Peço que quem queira ler este texto (que ainda é muito relevante, considerando a pouca quantidade de pessoas descrevendo suas experiências de gênero) tenha essas coisas em mente, e não repita esses problemas.


É comum perguntarem quais são as especificações de alguém que se identifica como não-binárie. Muitas pessoas acabam generalizando, achando que a pessoa é simplesmente andrógine (tendo um gênero entre homem e mulher) ou gênero-fluido (alguém cujo gênero muda de tempos em tempos; pessoas cis geralmente acham que pessoas gênero-fluido só mudam entre serem homens e mulheres).

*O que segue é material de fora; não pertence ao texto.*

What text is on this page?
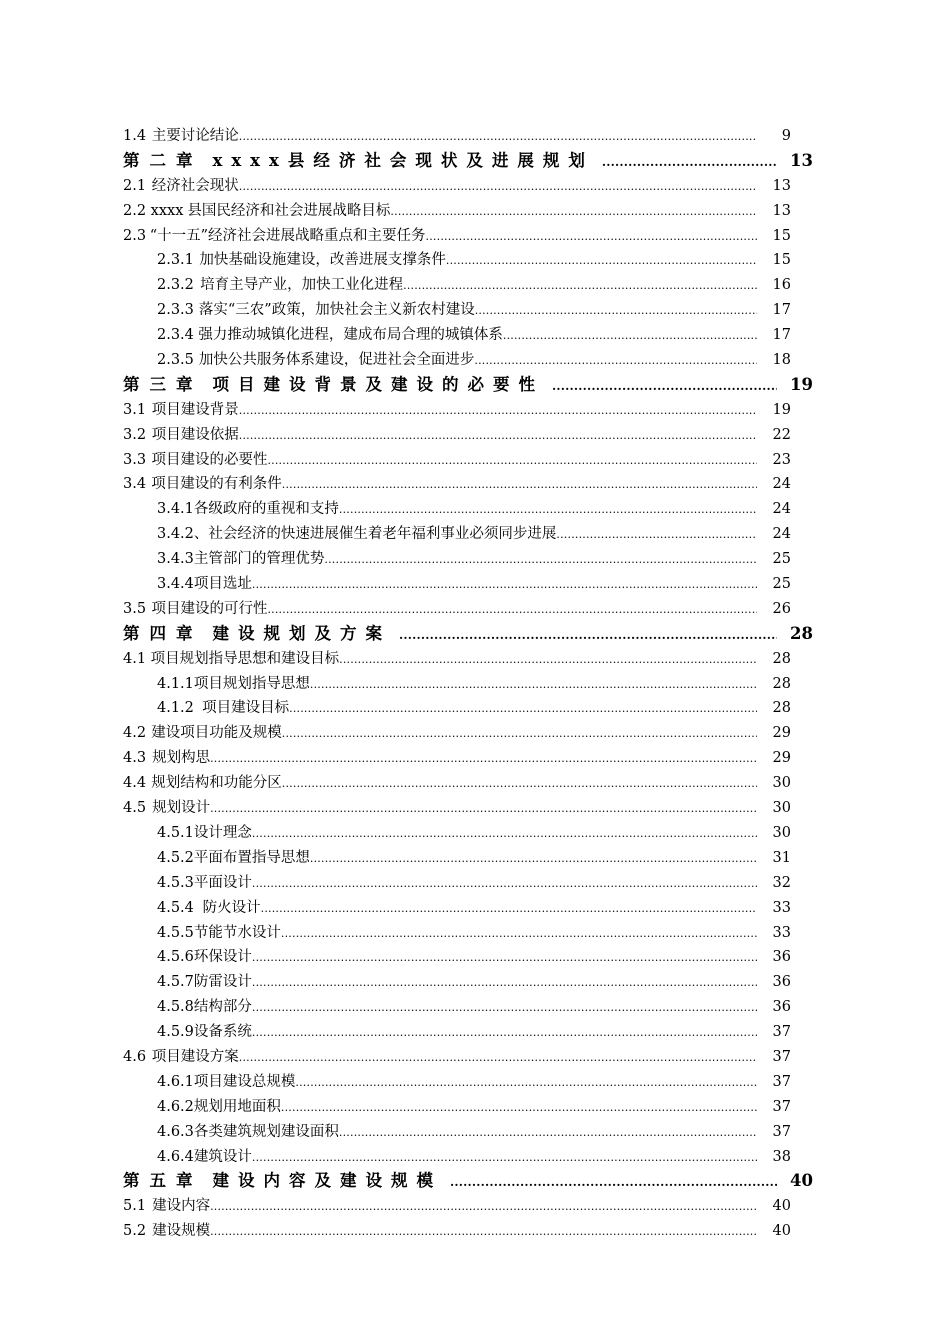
1.4 主要讨论结论 .....	9
第二章 xxxx县经济社会现状及进展规划 .....	13
2.1 经济社会现状 .....	13
2.2 xxxx 县国民经济和社会进展战略目标 .....	13
2.3 “十一五”经济社会进展战略重点和主要任务 .....	15
2.3.1 加快基础设施建设，改善进展支撑条件 .....	15
2.3.2 培育主导产业，加快工业化进程 .....	16
2.3.3 落实“三农”政策，加快社会主义新农村建设 .....	17
2.3.4 强力推动城镇化进程，建成布局合理的城镇体系 .....	17
2.3.5 加快公共服务体系建设，促进社会全面进步 .....	18
第三章 项目建设背景及建设的必要性 .....	19
3.1 项目建设背景 .....	19
3.2 项目建设依据 .....	22
3.3 项目建设的必要性 .....	23
3.4 项目建设的有利条件 .....	24
3.4.1 各级政府的重视和支持 .....	24
3.4.2 、社会经济的快速进展催生着老年福利事业必须同步进展 .....	24
3.4.3 主管部门的管理优势 .....	25
3.4.4 项目选址 .....	25
3.5 项目建设的可行性 .....	26
第四章 建设规划及方案 .....	28
4.1 项目规划指导思想和建设目标 .....	28
4.1.1 项目规划指导思想 .....	28
4.1.2 项目建设目标 .....	28
4.2 建设项目功能及规模 .....	29
4.3 规划构思 .....	29
4.4 规划结构和功能分区 .....	30
4.5 规划设计 .....	30
4.5.1 设计理念 .....	30
4.5.2 平面布置指导思想 .....	31
4.5.3 平面设计 .....	32
4.5.4 防火设计 .....	33
4.5.5 节能节水设计 .....	33
4.5.6 环保设计 .....	36
4.5.7 防雷设计 .....	36
4.5.8 结构部分 .....	36
4.5.9 设备系统 .....	37
4.6 项目建设方案 .....	37
4.6.1 项目建设总规模 .....	37
4.6.2 规划用地面积 .....	37
4.6.3 各类建筑规划建设面积 .....	37
4.6.4 建筑设计 .....	38
第五章 建设内容及建设规模 .....	40
5.1 建设内容 .....	40
5.2 建设规模 .....	40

Há alguns meses, fiz uma pesquisa sobre pessoas não-binárias. Aqui estão algumas respostas da pergunta “como você sabe que é o gênero que é?”, separadas pelo gênero com o qual a pessoa se identifica:

Agênero:

“O rótulo agênero simplesmente parece certo– eu não sinto que tenho um gênero, sou só uma pessoa.”

“Gravidez, menstruação, e outras coisas tipicamente ligadas a indivíduos designados meninas ao nascimento me deixam desconfortável e não são coisas que gosto de pensar sobre. Minha falta de gênero é apenas uma pequena parte de mim. É um conforto.”

Agênero e gênero-vácuo:

“O rótulo parece certo. Eu nunca senti nenhuma conexão real a outros gêneros.”

Agênero, gênero-vácuo e gênero-vago:

“Não tenho conexões com qualquer gênero.”

Agênero e mulher não-binária:

“Sinto que isso é TÃO CERTO! Não tenho um gênero! Isso me faz sentir tão calme!”

Ambonec:

“Utilizei vários rótulos que achei que fossem certos naqueles momentos – eles pareciam melhores do que os outros, então deveriam estar certos. Mas nada foi igual a quando encontrei este, e pareceu que… eu estava me acomodando em minha própria pele. Tipo, eu subitamente entendi a mim mesme, porque tinha a palavra para descrever. Não achava que o que eu sentia era real até que soube que não fui eu que estava inventando, haviam outras pessoas como eu, e elas tinham uma palavra pra isso. Então sei que é meu gênero.”

Andrógine:

“Me sinto mais confortável com meu corpo quando escondo meus seios, sempre fui ‘moleca’, prefiro parecer mais masculino mas ainda tenho um amor por batons, calças apertadas, e tal.”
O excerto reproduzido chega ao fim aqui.